Enfin, aux termes de l’article R. 779-1 du code de justice administrative : « Les requêtes dirigées contre les décisions de mise en demeure de quitter les lieux mentionnés au II bis de l'article 9 de la loi n° 2000-614 du 5 juillet 2000 relative à l'accueil et à l'habitat des gens du voyage sont présentées, instruites et jugées selon les dispositions du présent code applicables aux requêtes en annulation, sous réserve des dispositions du présent chapitre ». Selon l’article R. 779-2 de ce code : « Les requêtes sont présentées dans le délai d'exécution fixé par la décision de mise en demeure (…) ». Selon l’article R. 779-8 du même code : « Les jugements sont rendus par le président du tribunal administratif ou le magistrat qu'il désigne à cet effet (…) ».
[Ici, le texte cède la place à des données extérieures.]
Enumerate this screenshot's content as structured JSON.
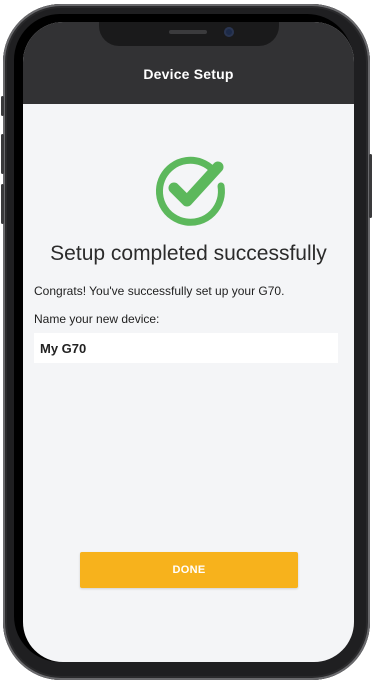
{
  "navbar": {
    "title": "Device Setup"
  },
  "status": {
    "icon": "checkmark-circle-icon",
    "color": "#5cb85c",
    "heading": "Setup completed successfully",
    "message": "Congrats! You've successfully set up your G70."
  },
  "form": {
    "name_label": "Name your new device:",
    "name_value": "My G70"
  },
  "actions": {
    "done_label": "DONE",
    "done_color": "#f7b21c"
  }
}
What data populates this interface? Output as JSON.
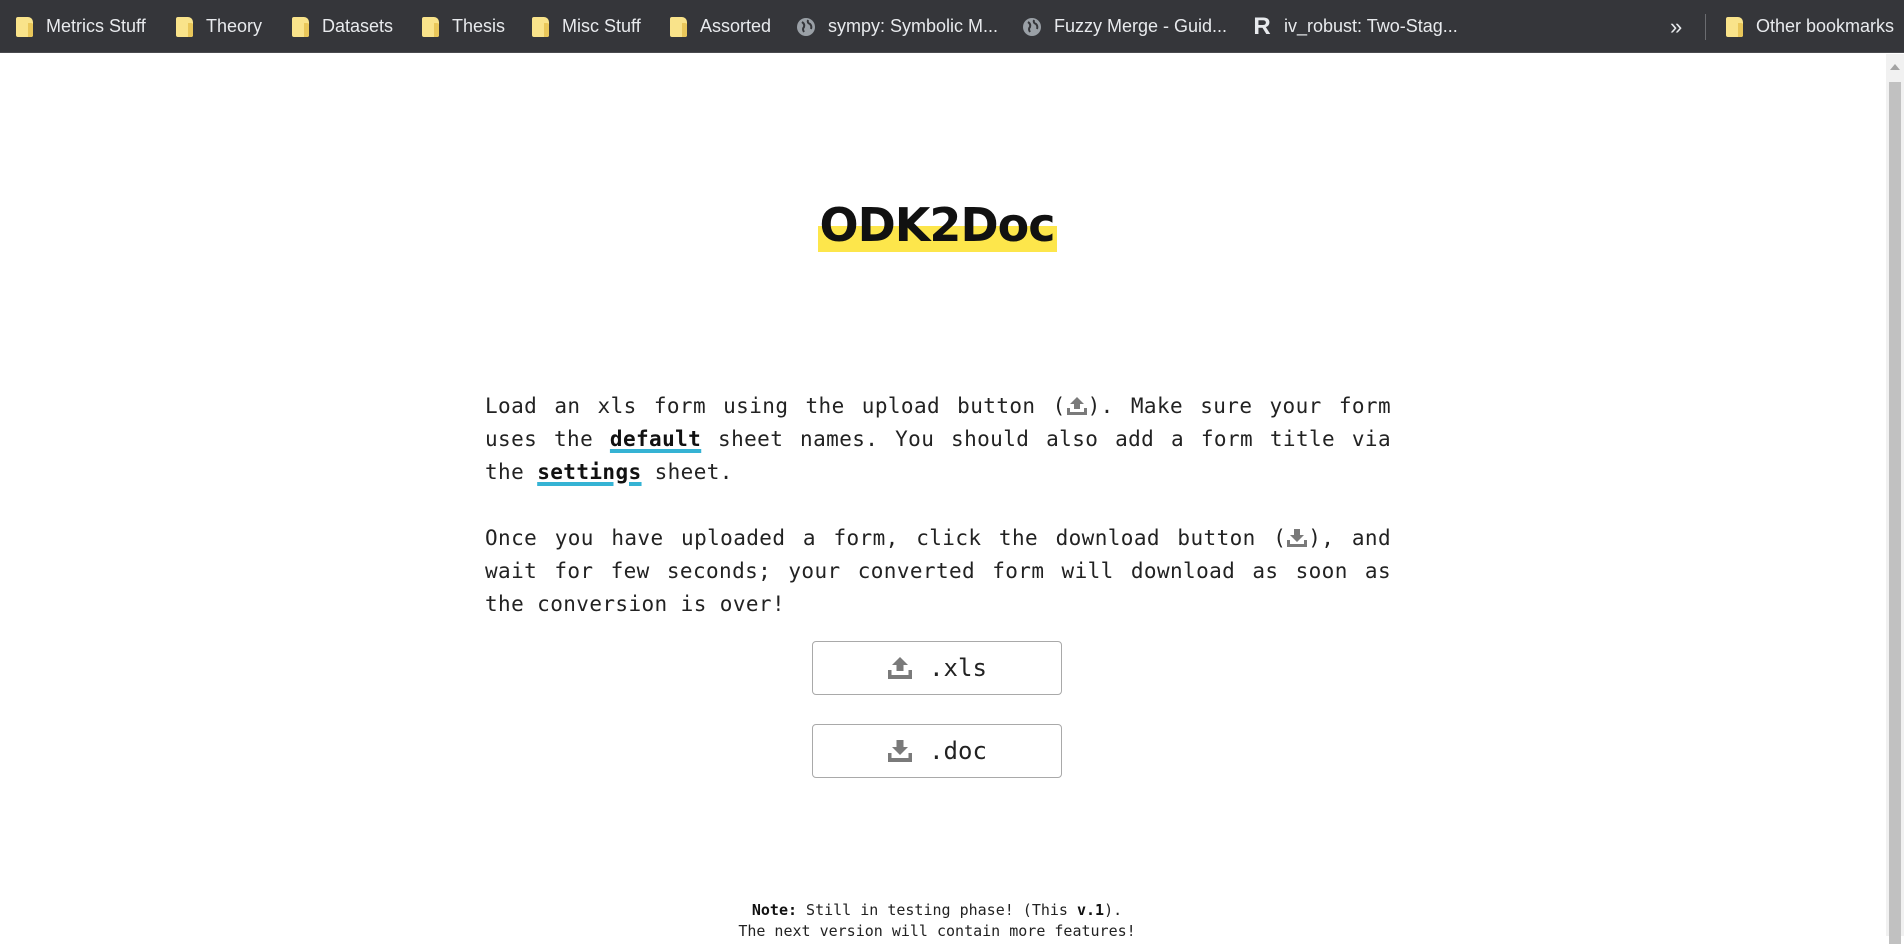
{
  "bookmarks": {
    "items": [
      {
        "label": "Metrics Stuff",
        "icon": "folder-icon"
      },
      {
        "label": "Theory",
        "icon": "folder-icon"
      },
      {
        "label": "Datasets",
        "icon": "folder-icon"
      },
      {
        "label": "Thesis",
        "icon": "folder-icon"
      },
      {
        "label": "Misc Stuff",
        "icon": "folder-icon"
      },
      {
        "label": "Assorted",
        "icon": "folder-icon"
      },
      {
        "label": "sympy: Symbolic M...",
        "icon": "globe-icon"
      },
      {
        "label": "Fuzzy Merge - Guid...",
        "icon": "globe-icon"
      },
      {
        "label": "iv_robust: Two-Stag...",
        "icon": "r-logo-icon"
      }
    ],
    "overflow": "»",
    "other": {
      "label": "Other bookmarks",
      "icon": "folder-icon"
    }
  },
  "page": {
    "title": "ODK2Doc",
    "intro": {
      "p1_before": "Load an xls form using the upload button (",
      "p1_mid1": "). Make sure your form uses the ",
      "p1_kw1": "default",
      "p1_mid2": " sheet names. You should also add a form title via the ",
      "p1_kw2": "settings",
      "p1_after": " sheet.",
      "p2_before": "Once you have uploaded a form, click the download button (",
      "p2_after": "), and wait for few seconds; your converted form will download as soon as the conversion is over!"
    },
    "upload_button": {
      "label": ".xls",
      "icon": "upload-icon"
    },
    "download_button": {
      "label": ".doc",
      "icon": "download-icon"
    },
    "note": {
      "label": "Note:",
      "text1": " Still in testing phase! (This ",
      "version": "v.1",
      "text2": ").",
      "line2": "The next version will contain more features!"
    }
  },
  "colors": {
    "bar_bg": "#35363a",
    "title_highlight": "#fde64b",
    "keyword_underline": "#35b3d4",
    "folder": "#f9e38a"
  }
}
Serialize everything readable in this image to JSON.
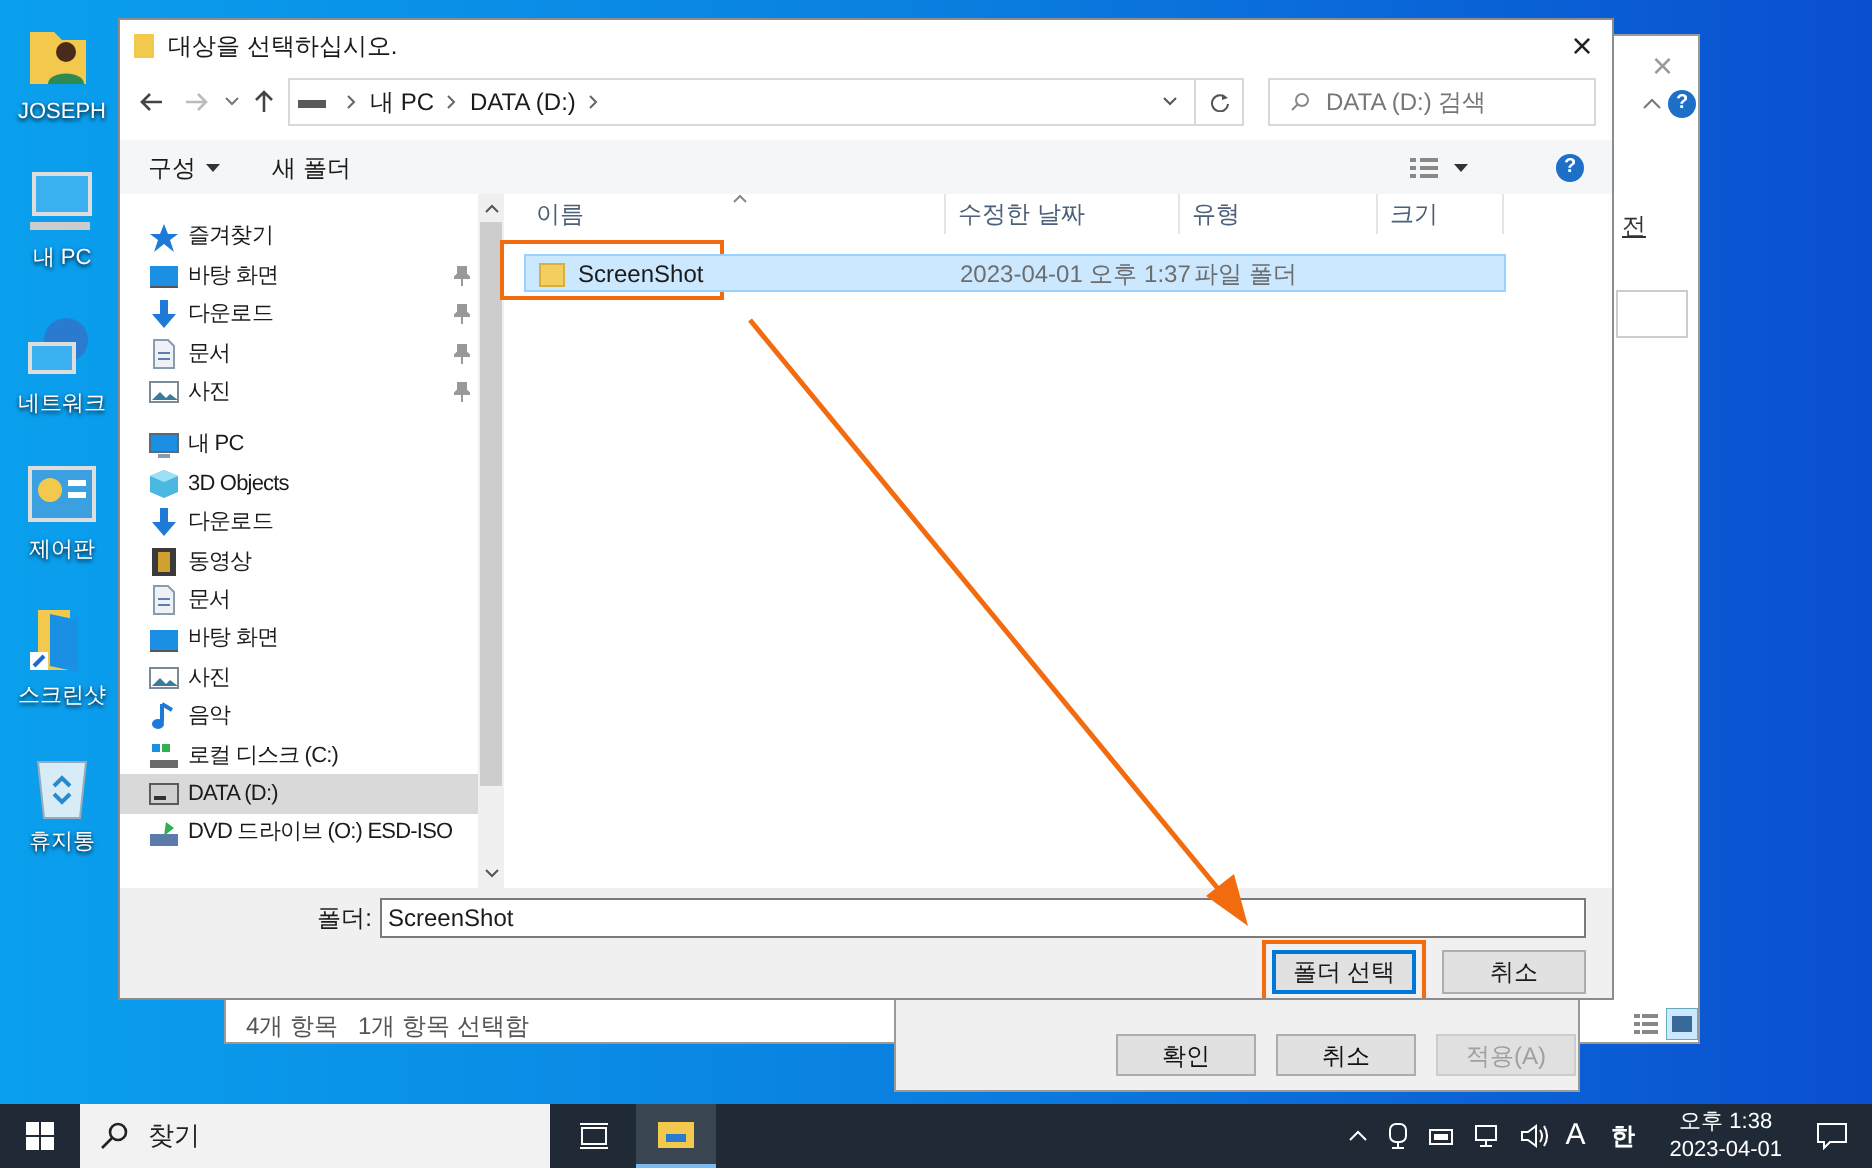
{
  "desktop_icons": [
    {
      "label": "JOSEPH",
      "kind": "user"
    },
    {
      "label": "내 PC",
      "kind": "pc"
    },
    {
      "label": "네트워크",
      "kind": "network"
    },
    {
      "label": "제어판",
      "kind": "control"
    },
    {
      "label": "스크린샷",
      "kind": "shortcut"
    },
    {
      "label": "휴지통",
      "kind": "recycle"
    }
  ],
  "background_window": {
    "close": "×",
    "help": "?",
    "partial_text": "전",
    "status_bar": [
      "4개 항목",
      "1개 항목 선택함"
    ]
  },
  "properties_dialog": {
    "buttons": [
      {
        "label": "확인",
        "disabled": false
      },
      {
        "label": "취소",
        "disabled": false
      },
      {
        "label": "적용(A)",
        "disabled": true
      }
    ]
  },
  "dialog": {
    "title": "대상을 선택하십시오.",
    "close": "×",
    "help": "?",
    "breadcrumb": [
      "내 PC",
      "DATA (D:)"
    ],
    "search": {
      "placeholder": "DATA (D:) 검색"
    },
    "toolbar": [
      {
        "label": "구성",
        "dropdown": true
      },
      {
        "label": "새 폴더",
        "dropdown": false
      }
    ],
    "nav": [
      {
        "label": "즐겨찾기",
        "kind": "star",
        "selected": false,
        "children": [
          {
            "label": "바탕 화면",
            "kind": "desktop",
            "pinned": true,
            "selected": false
          },
          {
            "label": "다운로드",
            "kind": "download",
            "pinned": true,
            "selected": false
          },
          {
            "label": "문서",
            "kind": "document",
            "pinned": true,
            "selected": false
          },
          {
            "label": "사진",
            "kind": "picture",
            "pinned": true,
            "selected": false
          }
        ]
      },
      {
        "label": "내 PC",
        "kind": "pc",
        "selected": false,
        "children": [
          {
            "label": "3D Objects",
            "kind": "cube",
            "pinned": false,
            "selected": false
          },
          {
            "label": "다운로드",
            "kind": "download",
            "pinned": false,
            "selected": false
          },
          {
            "label": "동영상",
            "kind": "video",
            "pinned": false,
            "selected": false
          },
          {
            "label": "문서",
            "kind": "document",
            "pinned": false,
            "selected": false
          },
          {
            "label": "바탕 화면",
            "kind": "desktop",
            "pinned": false,
            "selected": false
          },
          {
            "label": "사진",
            "kind": "picture",
            "pinned": false,
            "selected": false
          },
          {
            "label": "음악",
            "kind": "music",
            "pinned": false,
            "selected": false
          },
          {
            "label": "로컬 디스크 (C:)",
            "kind": "disk",
            "pinned": false,
            "selected": false
          },
          {
            "label": "DATA (D:)",
            "kind": "drive",
            "pinned": false,
            "selected": true
          },
          {
            "label": "DVD 드라이브 (O:) ESD-ISO",
            "kind": "dvd",
            "pinned": false,
            "selected": false
          }
        ]
      }
    ],
    "table": {
      "columns": [
        "이름",
        "수정한 날짜",
        "유형",
        "크기"
      ],
      "rows": [
        {
          "cells": [
            "ScreenShot",
            "2023-04-01 오후 1:37",
            "파일 폴더"
          ],
          "selected": true,
          "highlighted": true
        }
      ]
    },
    "folder_field": {
      "label": "폴더:",
      "value": "ScreenShot"
    },
    "buttons": [
      {
        "label": "폴더 선택",
        "default": true,
        "highlighted": true
      },
      {
        "label": "취소",
        "default": false,
        "highlighted": false
      }
    ]
  },
  "taskbar": {
    "search_placeholder": "찾기",
    "apps": [
      {
        "kind": "task-view",
        "active": false
      },
      {
        "kind": "explorer",
        "active": true
      }
    ],
    "ime": "A",
    "language": "한",
    "time": "오후 1:38",
    "date": "2023-04-01"
  }
}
Les requérants soutiennent que la communauté d’agglomération du Grand Chalon ne respecte pas les prescriptions du schéma départemental d’accueil et d’habitat des gens du voyage. Il résulte de l’instruction qu’aux termes du schéma départemental applicable en Saône-et-Loire pour la période 2021-2027, dix-huit places prévues par le schéma précédent sur le territoire de la communauté d’agglomération du Grand Chalon n’avaient pas été réalisées. Aucun élément du dossier ne permet de démontrer qu’elles l’aient été à ce jour. En outre, à supposer que l’aire de grand passage de Varennes-le-Grand ait effectivement fait l’objet de la dépollution en cours en 2020, en se bornant à faire valoir que la communauté d’agglomération du Grand Chalon a satisfait aux obligations prescrites par le schéma départemental, le préfet n’établit pas que les prescriptions fixées par ledit schéma, consistant notamment à maintenir, adapter et étendre l’aire existante pour porter sa superficie de 2,9 à 4 hectares afin d’augmenter le nombre de places pour caravanes de 150 à 200 ou à proposer un site complémentaire proche, aient été mises en œuvre. Dès lors, les conditions posées par les dispositions précitées de la loi du 5 juillet 2000 permettant au président de la communauté d’agglomération d’interdire, par arrêté du 20 janvier 2021, le stationnement des gens du voyages en dehors des aires aménagées à cet effet sur le territoire des communes membres, ne sont pas remplies en l’état des éléments versés au dossier. Ainsi, l’illégalité de cet arrêté prive de base légale l’arrêté préfectoral en litige.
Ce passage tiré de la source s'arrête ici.